Nous avons beaucoup travaillé la qualité du questionnaire de l'enquête Simm,
pour créer un document que les panélistes auront plaisir à remplir, générer une
sorte d'interactivité et éviter la lassitude et la banalisation de
l'interrogation. » « Le postal est l'essence même du permission marketing »,
remarque Yannick Carriou.
Le poids du terrain quanti
On peut estimer entre 8 et 10 millions le nombre d'interviews réalisées en France dans le cadre d'études ad hoc quanti par les instituts d'études membres de Syntec Etudes Marketing et Opinion. Nombre auquel il convient d'ajouter les enquêtes effectuées par les sociétés de terrain (Le Terrain, Action Hexagone, Catherine Delannoy & Associés, Marketing Horizon Terrain, Stas Marketing, Territorial Team, Audirep Terrain,...).
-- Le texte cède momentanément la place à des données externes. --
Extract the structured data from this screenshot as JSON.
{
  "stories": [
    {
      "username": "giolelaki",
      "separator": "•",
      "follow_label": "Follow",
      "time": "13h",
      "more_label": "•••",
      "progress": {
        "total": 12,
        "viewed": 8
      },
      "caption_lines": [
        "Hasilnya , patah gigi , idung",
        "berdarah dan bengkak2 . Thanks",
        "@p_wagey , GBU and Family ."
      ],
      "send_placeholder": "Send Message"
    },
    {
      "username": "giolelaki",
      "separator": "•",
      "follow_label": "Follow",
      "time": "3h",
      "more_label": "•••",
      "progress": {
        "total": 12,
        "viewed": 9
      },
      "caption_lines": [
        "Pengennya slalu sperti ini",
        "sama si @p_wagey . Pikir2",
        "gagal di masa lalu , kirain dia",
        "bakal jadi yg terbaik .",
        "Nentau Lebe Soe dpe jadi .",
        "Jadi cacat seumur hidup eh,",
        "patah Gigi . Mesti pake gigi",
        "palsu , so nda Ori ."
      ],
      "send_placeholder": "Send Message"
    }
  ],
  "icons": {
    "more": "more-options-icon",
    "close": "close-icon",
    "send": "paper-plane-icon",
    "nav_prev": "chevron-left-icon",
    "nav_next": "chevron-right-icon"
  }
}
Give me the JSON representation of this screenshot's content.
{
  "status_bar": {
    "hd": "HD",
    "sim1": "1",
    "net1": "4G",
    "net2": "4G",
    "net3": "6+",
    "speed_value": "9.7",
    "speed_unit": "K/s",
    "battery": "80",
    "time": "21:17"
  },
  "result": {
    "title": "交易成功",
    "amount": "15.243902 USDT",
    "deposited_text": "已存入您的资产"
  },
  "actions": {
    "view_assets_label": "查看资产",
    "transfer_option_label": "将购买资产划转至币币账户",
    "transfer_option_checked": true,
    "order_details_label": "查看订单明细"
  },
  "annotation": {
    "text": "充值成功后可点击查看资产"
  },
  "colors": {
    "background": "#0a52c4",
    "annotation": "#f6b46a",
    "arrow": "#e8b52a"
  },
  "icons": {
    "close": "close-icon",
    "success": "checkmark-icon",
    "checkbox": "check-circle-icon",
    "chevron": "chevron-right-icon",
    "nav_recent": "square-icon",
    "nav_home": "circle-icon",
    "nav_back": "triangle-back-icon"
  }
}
Les études quantitatives ont représenté 44,1 % du chiffre d'affaires des sociétés d'études membres de Syntec, qui s'est élevé à 600 millions d'euros en 2000. A ce chiffre, il convient d'ajouter les 6,1 % de parts de marché que constituent les omnibus. « Mais, demande Yves Loué, directeur général adjoint de l'Institut français de Démoscopie, combien y a-t-il d'études ad hoc qui utilisent l'omnibus ? » Ce sont les études en salle et celles réalisées par téléphone qui ont connu la plus forte progression (respectivement + 29,8 % et + 12,8 %). Les études via Internet ne représentaient pour cette année-là que 0,3 % du chiffre d'affaires, en progression toutefois de 77 % par rapport à 1999.